One is a strict context-length cap — if the input exceeds the tier's limit, I truncate the oldest tokens. Two is a sliding-window strategy for long-running sessions: once the cache hits the limit, I drop the oldest 25% and keep only the 75% closest to the current position.

struct SlidingKVCache {
    var keys: [MLXArray]
    var values: [MLXArray]
    let maxLength: Int
    let keepPrefix: Int  // Tokens to preserve for system prompt etc.
 
    mutating func appendAndTrim(newKeys: MLXArray, newValues: MLXArray) {
        keys.append(newKeys)
        values.append(newValues)
 
        let total = keys.reduce(0) { $0 + $1.shape[2] }
        if total > maxLength {
            let dropCount = total - Int(Double(maxLength) * 0.75)
            trimFromMiddle(dropCount: dropCount, preservePrefix: keepPrefix)
        }
    }
}

The keepPrefix argument matters: if you always protect the first 128 tokens or so from eviction, the system prompt's instructions don't get erased mid-session. Without this, response style drifts 30+ turns in and the app starts feeling like "a different AI."

Observe memory pressure and respond proactively

Relying solely on iOS's didReceiveMemoryWarningNotification is too late. I take two preventive actions.

1. Use os_signpost to log inference-time memory usage

import os.signpost
 
let log = OSLog(subsystem: "app.gemma", category: "inference")
 
func trackMemory(label: String) {
    var info = mach_task_basic_info()
    var count = mach_msg_type_number_t(MemoryLayout<mach_task_basic_info>.size / MemoryLayout<Int32>.size)
    let result = withUnsafeMutablePointer(to: &info) {
        $0.withMemoryRebound(to: integer_t.self, capacity: Int(count)) {
            task_info(mach_task_self_, task_flavor_t(MACH_TASK_BASIC_INFO), $0, &count)
        }
    }
    if result == KERN_SUCCESS {
        let usedMB = Double(info.resident_size) / 1_048_576.0
        os_signpost(.event, log: log, name: "memory", "%{public}s: %.1f MB", label, usedMB)
    }
}

I call this in Instruments before inference, after weight load, at every 100 decode steps, and at response completion. Being able to see which phase peaks allows much more pointed optimization.

2. Auto-unload on memory warnings

NotificationCenter.default.addObserver(
    forName: UIApplication.didReceiveMemoryWarningNotification,
    object: nil,
    queue: .main
) { _ in
    GemmaRunner.shared.pauseInference()
    GemmaRunner.shared.purgeKVCache()
    // Keep weights loaded — reloading them would be much more costly.
}

Purging just the KV cache is much cheaper than unloading weights (reloading takes 3-5 seconds), but it frees several hundred MB immediately, so this alone recovers from most memory warnings.

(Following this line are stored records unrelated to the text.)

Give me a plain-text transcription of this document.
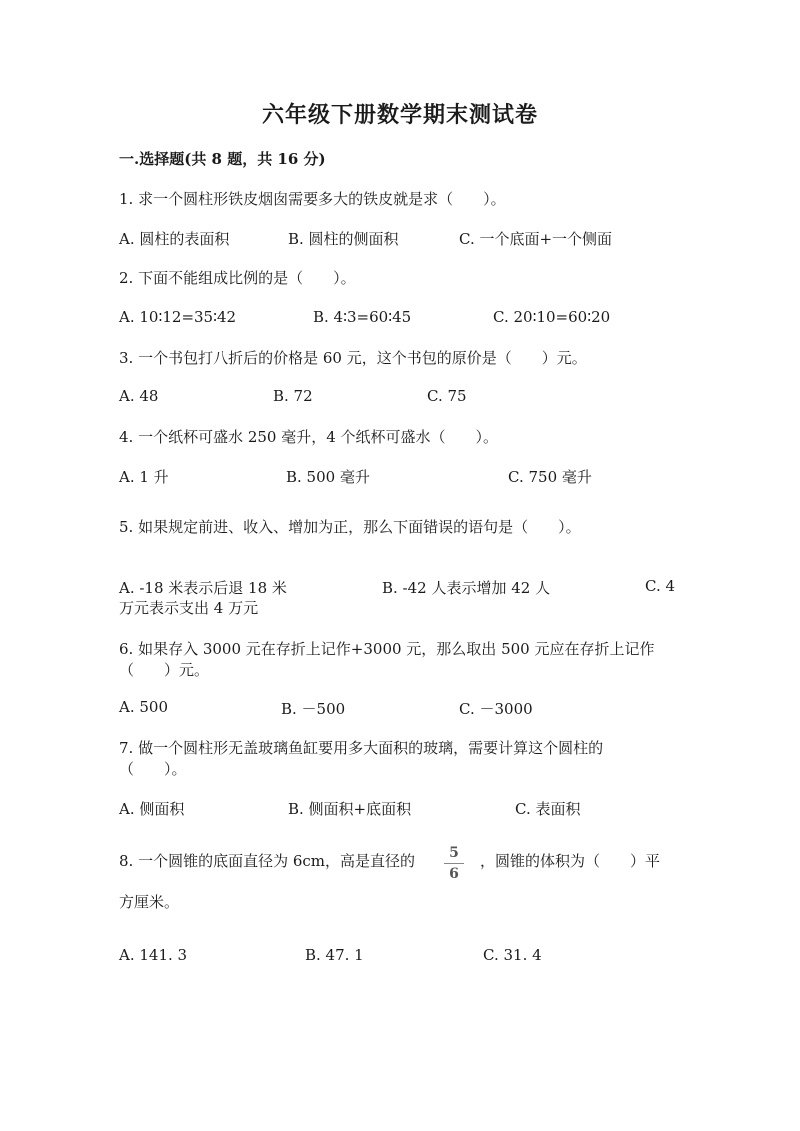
六年级下册数学期末测试卷
一.选择题(共 8 题，共 16 分)
1. 求一个圆柱形铁皮烟囱需要多大的铁皮就是求（　　）。
A. 圆柱的表面积	B. 圆柱的侧面积	C. 一个底面+一个侧面
2. 下面不能组成比例的是（　　）。
A. 10∶12=35∶42	B. 4∶3=60∶45	C. 20∶10=60∶20
3. 一个书包打八折后的价格是 60 元，这个书包的原价是（　　）元。
A. 48	B. 72	C. 75
4. 一个纸杯可盛水 250 毫升，4 个纸杯可盛水（　　）。
A. 1 升	B. 500 毫升	C. 750 毫升
5. 如果规定前进、收入、增加为正，那么下面错误的语句是（　　）。
A. -18 米表示后退 18 米	B. -42 人表示增加 42 人	C. 4
万元表示支出 4 万元
6. 如果存入 3000 元在存折上记作+3000 元，那么取出 500 元应在存折上记作
（　　）元。
A. 500	B. －500	C. －3000
7. 做一个圆柱形无盖玻璃鱼缸要用多大面积的玻璃，需要计算这个圆柱的
（　　）。
A. 侧面积	B. 侧面积+底面积	C. 表面积
8. 一个圆锥的底面直径为 6cm，高是直径的	5
6
，圆锥的体积为（　　）平
方厘米。
A. 141. 3	B. 47. 1	C. 31. 4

I only drop the weights in the most extreme cases.

Pitfalls I've actually been bitten by

Misreading OS reserve memory. When you embed an ML framework for the first time, the GPU driver and Metal Performance Shaders' default buffers balloon on initial load — often by 300-500 MB. I used to underestimate this until the first real-device profile made it obvious.

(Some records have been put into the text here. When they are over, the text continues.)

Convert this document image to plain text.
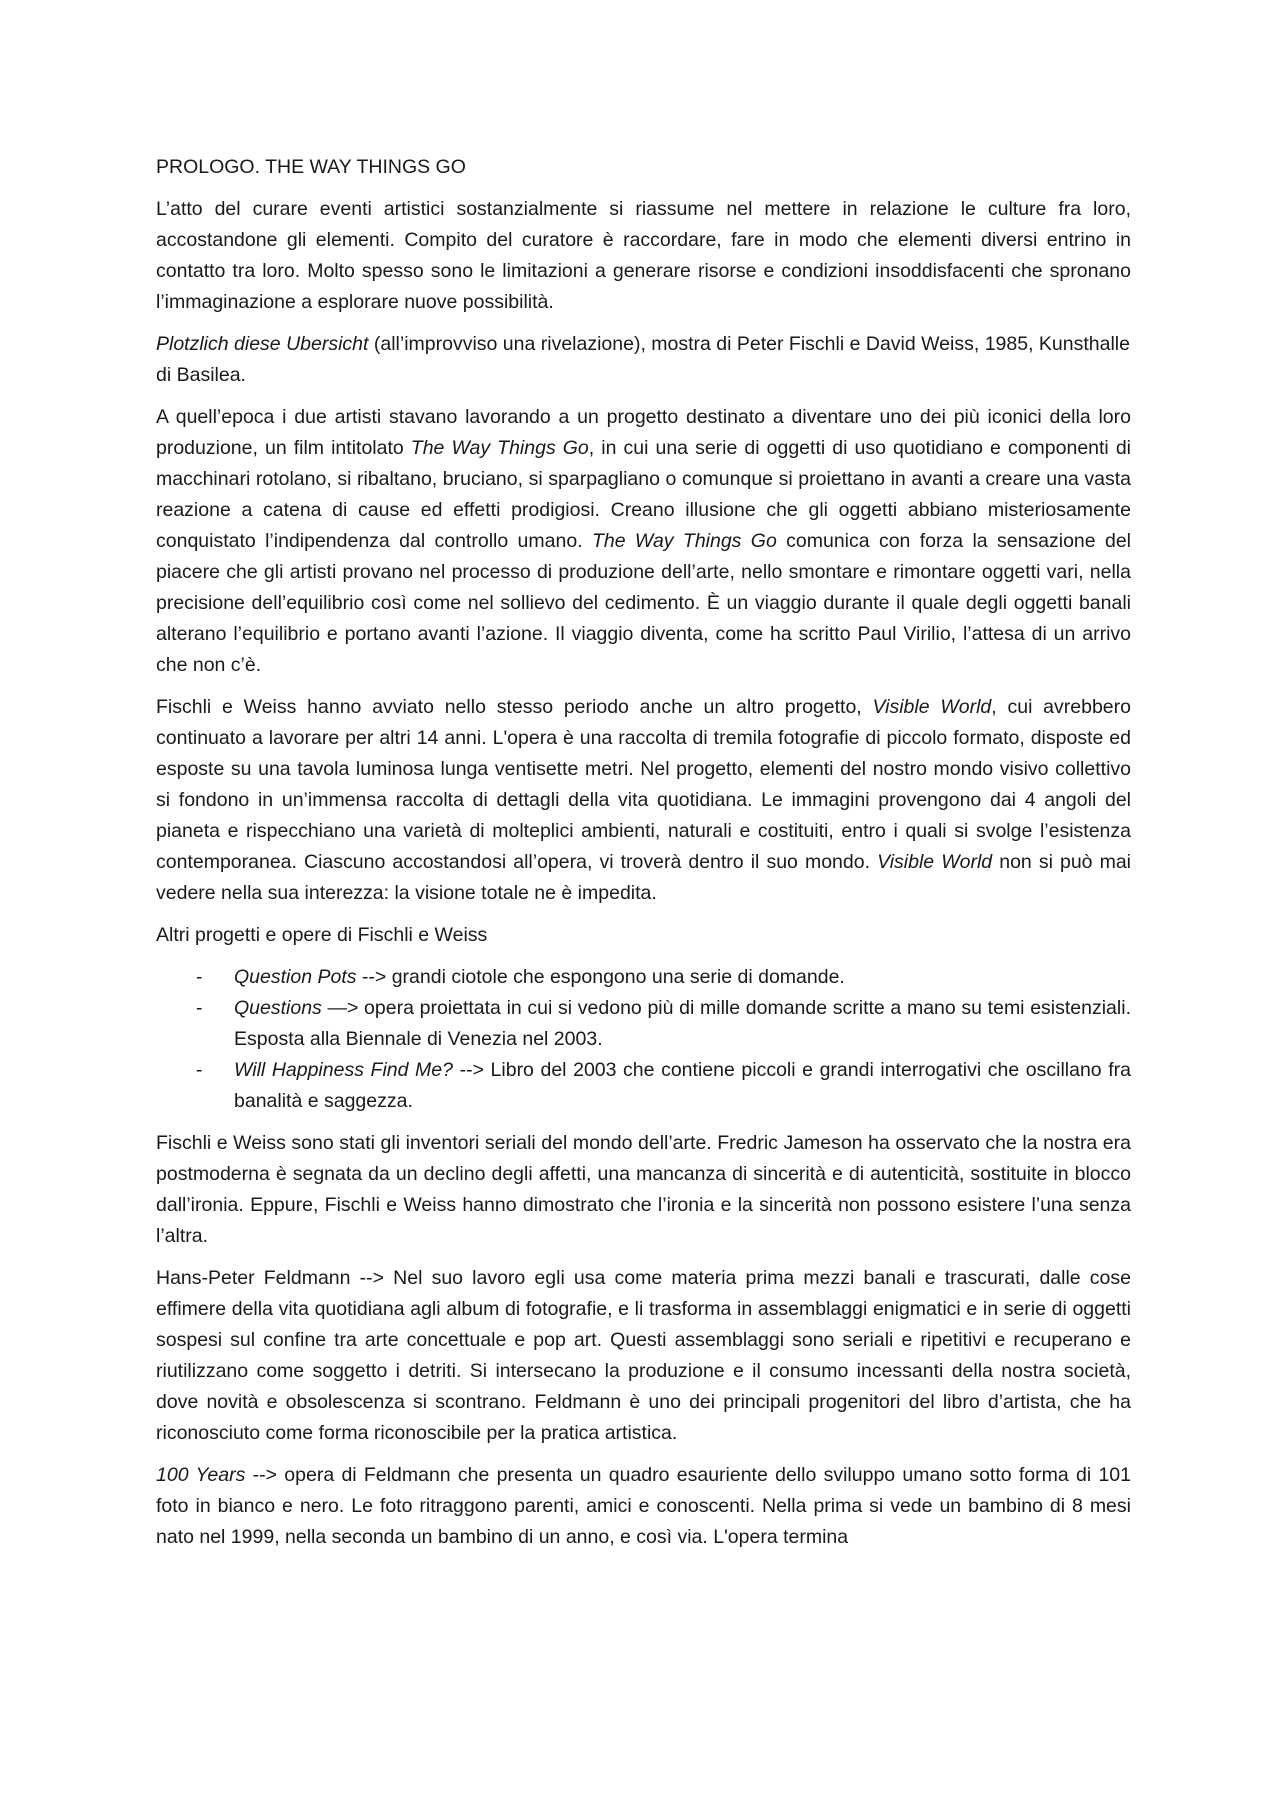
PROLOGO. THE WAY THINGS GO

L’atto del curare eventi artistici sostanzialmente si riassume nel mettere in relazione le culture fra loro, accostandone gli elementi. Compito del curatore è raccordare, fare in modo che elementi diversi entrino in contatto tra loro. Molto spesso sono le limitazioni a generare risorse e condizioni insoddisfacenti che spronano l’immaginazione a esplorare nuove possibilità.

Plotzlich diese Ubersicht (all’improvviso una rivelazione), mostra di Peter Fischli e David Weiss, 1985, Kunsthalle di Basilea.

A quell’epoca i due artisti stavano lavorando a un progetto destinato a diventare uno dei più iconici della loro produzione, un film intitolato The Way Things Go, in cui una serie di oggetti di uso quotidiano e componenti di macchinari rotolano, si ribaltano, bruciano, si sparpagliano o comunque si proiettano in avanti a creare una vasta reazione a catena di cause ed effetti prodigiosi. Creano illusione che gli oggetti abbiano misteriosamente conquistato l’indipendenza dal controllo umano. The Way Things Go comunica con forza la sensazione del piacere che gli artisti provano nel processo di produzione dell’arte, nello smontare e rimontare oggetti vari, nella precisione dell’equilibrio così come nel sollievo del cedimento. È un viaggio durante il quale degli oggetti banali alterano l’equilibrio e portano avanti l’azione. Il viaggio diventa, come ha scritto Paul Virilio, l’attesa di un arrivo che non c’è.

Fischli e Weiss hanno avviato nello stesso periodo anche un altro progetto, Visible World, cui avrebbero continuato a lavorare per altri 14 anni. L'opera è una raccolta di tremila fotografie di piccolo formato, disposte ed esposte su una tavola luminosa lunga ventisette metri. Nel progetto, elementi del nostro mondo visivo collettivo si fondono in un’immensa raccolta di dettagli della vita quotidiana. Le immagini provengono dai 4 angoli del pianeta e rispecchiano una varietà di molteplici ambienti, naturali e costituiti, entro i quali si svolge l’esistenza contemporanea. Ciascuno accostandosi all’opera, vi troverà dentro il suo mondo. Visible World non si può mai vedere nella sua interezza: la visione totale ne è impedita.

Altri progetti e opere di Fischli e Weiss

- Question Pots --> grandi ciotole che espongono una serie di domande.
- Questions —> opera proiettata in cui si vedono più di mille domande scritte a mano su temi esistenziali. Esposta alla Biennale di Venezia nel 2003.
- Will Happiness Find Me? --> Libro del 2003 che contiene piccoli e grandi interrogativi che oscillano fra banalità e saggezza.

Fischli e Weiss sono stati gli inventori seriali del mondo dell’arte. Fredric Jameson ha osservato che la nostra era postmoderna è segnata da un declino degli affetti, una mancanza di sincerità e di autenticità, sostituite in blocco dall’ironia. Eppure, Fischli e Weiss hanno dimostrato che l’ironia e la sincerità non possono esistere l’una senza l’altra.

Hans-Peter Feldmann --> Nel suo lavoro egli usa come materia prima mezzi banali e trascurati, dalle cose effimere della vita quotidiana agli album di fotografie, e li trasforma in assemblaggi enigmatici e in serie di oggetti sospesi sul confine tra arte concettuale e pop art. Questi assemblaggi sono seriali e ripetitivi e recuperano e riutilizzano come soggetto i detriti. Si intersecano la produzione e il consumo incessanti della nostra società, dove novità e obsolescenza si scontrano. Feldmann è uno dei principali progenitori del libro d’artista, che ha riconosciuto come forma riconoscibile per la pratica artistica.

100 Years --> opera di Feldmann che presenta un quadro esauriente dello sviluppo umano sotto forma di 101 foto in bianco e nero. Le foto ritraggono parenti, amici e conoscenti. Nella prima si vede un bambino di 8 mesi nato nel 1999, nella seconda un bambino di un anno, e così via. L'opera termina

Forgetting the peak is during prefill. Gemma 4's peak memory spikes during the initial prefill over the input prompt. With a 4096-token prompt this briefly exceeds steady-state peak by several hundred MB. Plan headroom for the prefill moment, not for steady-state inference.

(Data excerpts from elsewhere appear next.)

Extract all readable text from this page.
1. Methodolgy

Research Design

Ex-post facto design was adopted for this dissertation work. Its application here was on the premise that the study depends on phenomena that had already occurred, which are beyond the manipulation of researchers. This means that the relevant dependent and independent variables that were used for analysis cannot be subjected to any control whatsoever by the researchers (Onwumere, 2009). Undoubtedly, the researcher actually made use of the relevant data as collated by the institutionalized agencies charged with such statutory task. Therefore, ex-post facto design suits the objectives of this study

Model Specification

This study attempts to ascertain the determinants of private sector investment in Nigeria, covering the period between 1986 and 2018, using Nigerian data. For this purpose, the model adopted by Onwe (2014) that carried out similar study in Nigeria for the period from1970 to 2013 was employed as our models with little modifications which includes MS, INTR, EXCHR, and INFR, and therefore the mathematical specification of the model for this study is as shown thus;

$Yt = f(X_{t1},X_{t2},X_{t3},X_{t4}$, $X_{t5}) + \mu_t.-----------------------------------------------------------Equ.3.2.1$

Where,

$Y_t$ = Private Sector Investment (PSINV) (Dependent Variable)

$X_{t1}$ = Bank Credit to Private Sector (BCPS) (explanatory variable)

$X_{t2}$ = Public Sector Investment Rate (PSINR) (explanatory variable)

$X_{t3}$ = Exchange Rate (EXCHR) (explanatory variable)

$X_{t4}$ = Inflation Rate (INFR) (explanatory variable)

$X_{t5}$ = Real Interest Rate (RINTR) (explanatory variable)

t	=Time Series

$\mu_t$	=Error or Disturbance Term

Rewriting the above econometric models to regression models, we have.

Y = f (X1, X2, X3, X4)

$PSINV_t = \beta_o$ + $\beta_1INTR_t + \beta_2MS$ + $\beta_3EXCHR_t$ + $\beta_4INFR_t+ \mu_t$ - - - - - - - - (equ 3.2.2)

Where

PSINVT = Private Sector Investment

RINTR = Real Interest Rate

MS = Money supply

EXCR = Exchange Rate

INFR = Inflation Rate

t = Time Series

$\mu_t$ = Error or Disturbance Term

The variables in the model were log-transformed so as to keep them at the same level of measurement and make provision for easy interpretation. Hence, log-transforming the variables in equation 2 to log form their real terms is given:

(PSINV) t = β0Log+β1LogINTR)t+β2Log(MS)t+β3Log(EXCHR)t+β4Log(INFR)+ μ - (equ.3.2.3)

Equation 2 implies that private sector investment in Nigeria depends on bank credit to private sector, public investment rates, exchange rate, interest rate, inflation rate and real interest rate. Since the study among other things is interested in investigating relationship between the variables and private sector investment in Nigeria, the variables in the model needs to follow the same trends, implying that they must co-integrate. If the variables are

Thinking a release build's numbers will be the same. Memory footprints differ significantly between Debug builds and Release builds with optimizations on. Always take measurements on a Release build. I once shipped based on Debug-build profiling and ran into reports of production devices crashing during inference.

What to try next

If you're already running Gemma 4 on mobile, start by actually measuring on a Tier 3 device. Unless you have peak numbers from an iPhone 12 or a 4 GB Android device, the device-tier design above is hypothetical. Once you have the real numbers in hand, you'll see which region to tune first — and more often than not, the answer is "shrink the context length." That's where I'd start.